Everolimus (Certican) is being developed for prevention of acute and chronic rejection of solid organ transplants. A novel proliferation inhibitor, everolimus synergies with cyclosporine to prevent and reverse acute rejection in preclinical models of kidney, heart or lung transplantation. The manifestations of chronic rejection that may contribute to graft loss are also inhibited by everolimus in preclinical models. Although everolimus is metabolised by the cytochrome P450 CYP3A isoenzyme, coadministration with cyclosporine does not alter the pharmacokinetics of cyclosporine, but cyclosporine coadministration increases exposure to everolimus. Everolimus interacts with inhibitors and inducers of this system; its clearance is reduced in patients with hepatic impairment. In an immunosuppressive regimen with cyclosporine microemulsion formulation and corticosteroids, transplant recipients treated with everolimus show low rates of acute rejection and, in one heart and one renal trial, lower rates of cytomegalovirus infection. Acute rejection rates are lower than those seen with azathioprine in cardiac transplant recipients and similar to those seen with mycophenolate mofetil in renal transplant recipients. Low rates of acute rejection are maintained when everolimus is given as part of a quadruple immunosuppressive regimen with low-dose cyclosporine in renal transplant recipients, with the added benefit of better renal function compared with full-dose cyclosporine. Use of C(2) monitoring to optimise cyclosporine exposure and enhance efficacy and safety of everolimus is planned in future studies.

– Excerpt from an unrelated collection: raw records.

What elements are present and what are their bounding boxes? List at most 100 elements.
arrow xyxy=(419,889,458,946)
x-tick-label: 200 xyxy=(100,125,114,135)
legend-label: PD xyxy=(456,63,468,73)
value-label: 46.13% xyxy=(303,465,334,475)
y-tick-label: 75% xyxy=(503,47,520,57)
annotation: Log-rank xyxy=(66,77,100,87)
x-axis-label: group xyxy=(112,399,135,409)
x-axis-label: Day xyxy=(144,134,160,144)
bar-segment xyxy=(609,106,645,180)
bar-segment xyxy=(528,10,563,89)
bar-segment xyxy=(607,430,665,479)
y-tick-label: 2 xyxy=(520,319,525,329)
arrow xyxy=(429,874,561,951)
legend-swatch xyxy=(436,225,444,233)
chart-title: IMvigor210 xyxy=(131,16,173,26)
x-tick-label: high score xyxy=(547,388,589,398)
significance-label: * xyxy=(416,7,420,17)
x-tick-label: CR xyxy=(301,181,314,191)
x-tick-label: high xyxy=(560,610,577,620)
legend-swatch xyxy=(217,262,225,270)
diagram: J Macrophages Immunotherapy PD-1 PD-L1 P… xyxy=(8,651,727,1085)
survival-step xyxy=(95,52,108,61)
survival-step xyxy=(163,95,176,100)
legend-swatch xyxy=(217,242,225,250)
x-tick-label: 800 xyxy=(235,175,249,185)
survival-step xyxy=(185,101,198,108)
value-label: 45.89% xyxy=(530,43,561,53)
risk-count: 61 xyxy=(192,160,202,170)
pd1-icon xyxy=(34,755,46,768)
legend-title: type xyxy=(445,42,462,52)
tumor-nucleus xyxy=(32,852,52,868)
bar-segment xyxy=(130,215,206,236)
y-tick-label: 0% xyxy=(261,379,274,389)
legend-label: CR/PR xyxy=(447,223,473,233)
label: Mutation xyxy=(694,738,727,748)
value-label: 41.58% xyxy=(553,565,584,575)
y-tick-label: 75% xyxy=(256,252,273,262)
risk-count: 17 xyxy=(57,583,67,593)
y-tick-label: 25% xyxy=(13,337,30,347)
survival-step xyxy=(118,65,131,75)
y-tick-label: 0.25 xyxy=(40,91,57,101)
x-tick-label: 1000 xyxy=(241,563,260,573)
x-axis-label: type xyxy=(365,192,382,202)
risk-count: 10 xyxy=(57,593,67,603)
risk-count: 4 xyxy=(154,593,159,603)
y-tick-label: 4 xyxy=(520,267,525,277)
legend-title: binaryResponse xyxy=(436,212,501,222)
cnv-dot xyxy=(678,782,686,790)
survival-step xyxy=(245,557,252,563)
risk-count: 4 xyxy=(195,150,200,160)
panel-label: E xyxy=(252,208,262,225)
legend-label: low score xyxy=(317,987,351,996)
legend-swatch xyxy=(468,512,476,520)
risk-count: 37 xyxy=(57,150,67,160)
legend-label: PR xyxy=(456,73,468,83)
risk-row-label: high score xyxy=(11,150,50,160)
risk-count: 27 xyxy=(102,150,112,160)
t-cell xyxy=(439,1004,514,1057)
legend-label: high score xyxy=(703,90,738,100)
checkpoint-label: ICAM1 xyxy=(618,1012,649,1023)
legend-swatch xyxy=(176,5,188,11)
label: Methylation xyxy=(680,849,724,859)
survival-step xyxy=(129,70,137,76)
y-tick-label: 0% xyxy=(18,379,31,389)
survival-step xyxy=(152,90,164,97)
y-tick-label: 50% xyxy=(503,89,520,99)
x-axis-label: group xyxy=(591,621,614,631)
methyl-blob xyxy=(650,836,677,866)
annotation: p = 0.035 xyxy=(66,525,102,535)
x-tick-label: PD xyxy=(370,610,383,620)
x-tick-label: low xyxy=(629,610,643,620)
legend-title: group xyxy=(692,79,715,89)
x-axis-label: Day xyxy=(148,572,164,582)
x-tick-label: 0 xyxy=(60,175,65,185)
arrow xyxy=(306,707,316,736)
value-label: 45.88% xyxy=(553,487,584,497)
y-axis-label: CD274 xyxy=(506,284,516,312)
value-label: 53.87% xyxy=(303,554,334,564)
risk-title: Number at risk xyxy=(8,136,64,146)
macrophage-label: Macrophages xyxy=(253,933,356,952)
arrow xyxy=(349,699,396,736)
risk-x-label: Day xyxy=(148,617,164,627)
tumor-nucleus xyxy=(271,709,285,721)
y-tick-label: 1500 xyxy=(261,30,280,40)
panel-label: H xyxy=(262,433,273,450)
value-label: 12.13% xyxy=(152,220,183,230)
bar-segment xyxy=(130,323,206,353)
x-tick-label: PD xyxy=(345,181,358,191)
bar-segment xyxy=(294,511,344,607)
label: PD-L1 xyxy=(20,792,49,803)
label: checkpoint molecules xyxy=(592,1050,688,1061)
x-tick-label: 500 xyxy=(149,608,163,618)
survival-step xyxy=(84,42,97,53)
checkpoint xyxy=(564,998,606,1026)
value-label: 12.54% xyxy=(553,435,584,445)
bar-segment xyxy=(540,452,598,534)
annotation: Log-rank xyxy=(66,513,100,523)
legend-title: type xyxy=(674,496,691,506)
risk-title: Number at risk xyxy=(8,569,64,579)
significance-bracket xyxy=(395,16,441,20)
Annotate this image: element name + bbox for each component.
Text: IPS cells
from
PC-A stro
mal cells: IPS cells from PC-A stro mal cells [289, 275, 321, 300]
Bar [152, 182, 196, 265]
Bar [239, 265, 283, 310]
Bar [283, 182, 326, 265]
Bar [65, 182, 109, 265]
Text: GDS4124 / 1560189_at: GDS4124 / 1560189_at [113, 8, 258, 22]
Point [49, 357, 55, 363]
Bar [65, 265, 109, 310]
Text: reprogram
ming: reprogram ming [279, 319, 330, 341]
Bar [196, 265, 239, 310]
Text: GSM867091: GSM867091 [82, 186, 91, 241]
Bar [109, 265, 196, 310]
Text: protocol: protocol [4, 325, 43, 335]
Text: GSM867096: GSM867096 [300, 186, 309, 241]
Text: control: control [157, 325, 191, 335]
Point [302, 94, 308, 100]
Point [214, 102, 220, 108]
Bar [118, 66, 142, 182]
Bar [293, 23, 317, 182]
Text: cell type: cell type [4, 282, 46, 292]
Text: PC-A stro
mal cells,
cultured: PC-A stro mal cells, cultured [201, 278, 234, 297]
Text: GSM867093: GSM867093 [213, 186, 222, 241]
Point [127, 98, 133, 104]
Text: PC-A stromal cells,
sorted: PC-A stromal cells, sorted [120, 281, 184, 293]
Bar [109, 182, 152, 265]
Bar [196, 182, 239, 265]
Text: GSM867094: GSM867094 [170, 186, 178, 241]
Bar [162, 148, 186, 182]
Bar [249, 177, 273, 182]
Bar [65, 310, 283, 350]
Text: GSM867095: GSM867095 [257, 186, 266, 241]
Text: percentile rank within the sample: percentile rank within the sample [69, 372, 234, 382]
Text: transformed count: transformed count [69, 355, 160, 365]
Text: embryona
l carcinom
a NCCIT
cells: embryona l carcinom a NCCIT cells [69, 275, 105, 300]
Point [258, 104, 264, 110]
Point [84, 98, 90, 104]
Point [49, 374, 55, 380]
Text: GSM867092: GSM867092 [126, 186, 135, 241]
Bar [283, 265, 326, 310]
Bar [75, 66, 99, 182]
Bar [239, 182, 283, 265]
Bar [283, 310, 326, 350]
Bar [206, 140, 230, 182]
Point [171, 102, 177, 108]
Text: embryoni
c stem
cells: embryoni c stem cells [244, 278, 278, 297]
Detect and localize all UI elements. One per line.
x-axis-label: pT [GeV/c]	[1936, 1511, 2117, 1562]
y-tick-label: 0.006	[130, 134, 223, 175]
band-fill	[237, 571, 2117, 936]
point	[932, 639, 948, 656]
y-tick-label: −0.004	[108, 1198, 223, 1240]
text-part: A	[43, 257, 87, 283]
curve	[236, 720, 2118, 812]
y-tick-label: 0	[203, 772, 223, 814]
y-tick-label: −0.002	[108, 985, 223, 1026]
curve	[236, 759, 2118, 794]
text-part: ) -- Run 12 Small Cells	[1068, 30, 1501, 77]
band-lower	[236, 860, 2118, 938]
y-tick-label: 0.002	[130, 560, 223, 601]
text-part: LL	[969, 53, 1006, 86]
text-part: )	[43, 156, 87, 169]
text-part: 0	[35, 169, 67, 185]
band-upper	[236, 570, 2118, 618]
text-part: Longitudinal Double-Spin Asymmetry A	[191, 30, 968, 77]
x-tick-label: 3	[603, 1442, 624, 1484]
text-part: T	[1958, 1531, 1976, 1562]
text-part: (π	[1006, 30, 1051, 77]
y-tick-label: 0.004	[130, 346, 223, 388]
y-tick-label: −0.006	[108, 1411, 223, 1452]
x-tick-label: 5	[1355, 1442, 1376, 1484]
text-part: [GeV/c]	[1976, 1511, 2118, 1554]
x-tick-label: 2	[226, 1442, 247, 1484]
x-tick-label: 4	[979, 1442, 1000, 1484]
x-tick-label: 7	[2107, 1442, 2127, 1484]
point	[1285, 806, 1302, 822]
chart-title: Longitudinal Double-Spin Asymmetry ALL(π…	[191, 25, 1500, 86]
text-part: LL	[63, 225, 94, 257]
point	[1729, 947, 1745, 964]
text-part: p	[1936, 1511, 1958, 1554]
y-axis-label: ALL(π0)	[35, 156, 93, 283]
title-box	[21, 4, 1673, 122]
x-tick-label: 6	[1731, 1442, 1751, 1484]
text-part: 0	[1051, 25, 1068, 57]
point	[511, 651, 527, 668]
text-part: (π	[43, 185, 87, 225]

Hypertriglyceridaemia and hypercholesterolaemia have been associated with everolimus, but these effects are not dose-limiting. There is no clear upper therapeutic limit of everolimus. However, thrombocytopenia occurs at a rate of 17% at everolimus trough serum concentrations above 7.8 ng/ml in renal transplant recipients. There are limited safety data available in patients with trough concentrations > 12 ng/ml. Studies suggest everolimus targets primary causes of chronic rejection by reducing acute rejection, allowing for cyclosporine dose reduction (which may lead to improved renal function relative to full-dose cyclosporine) and by reducing cytomegalovirus infection and inhibiting vascular remodelling.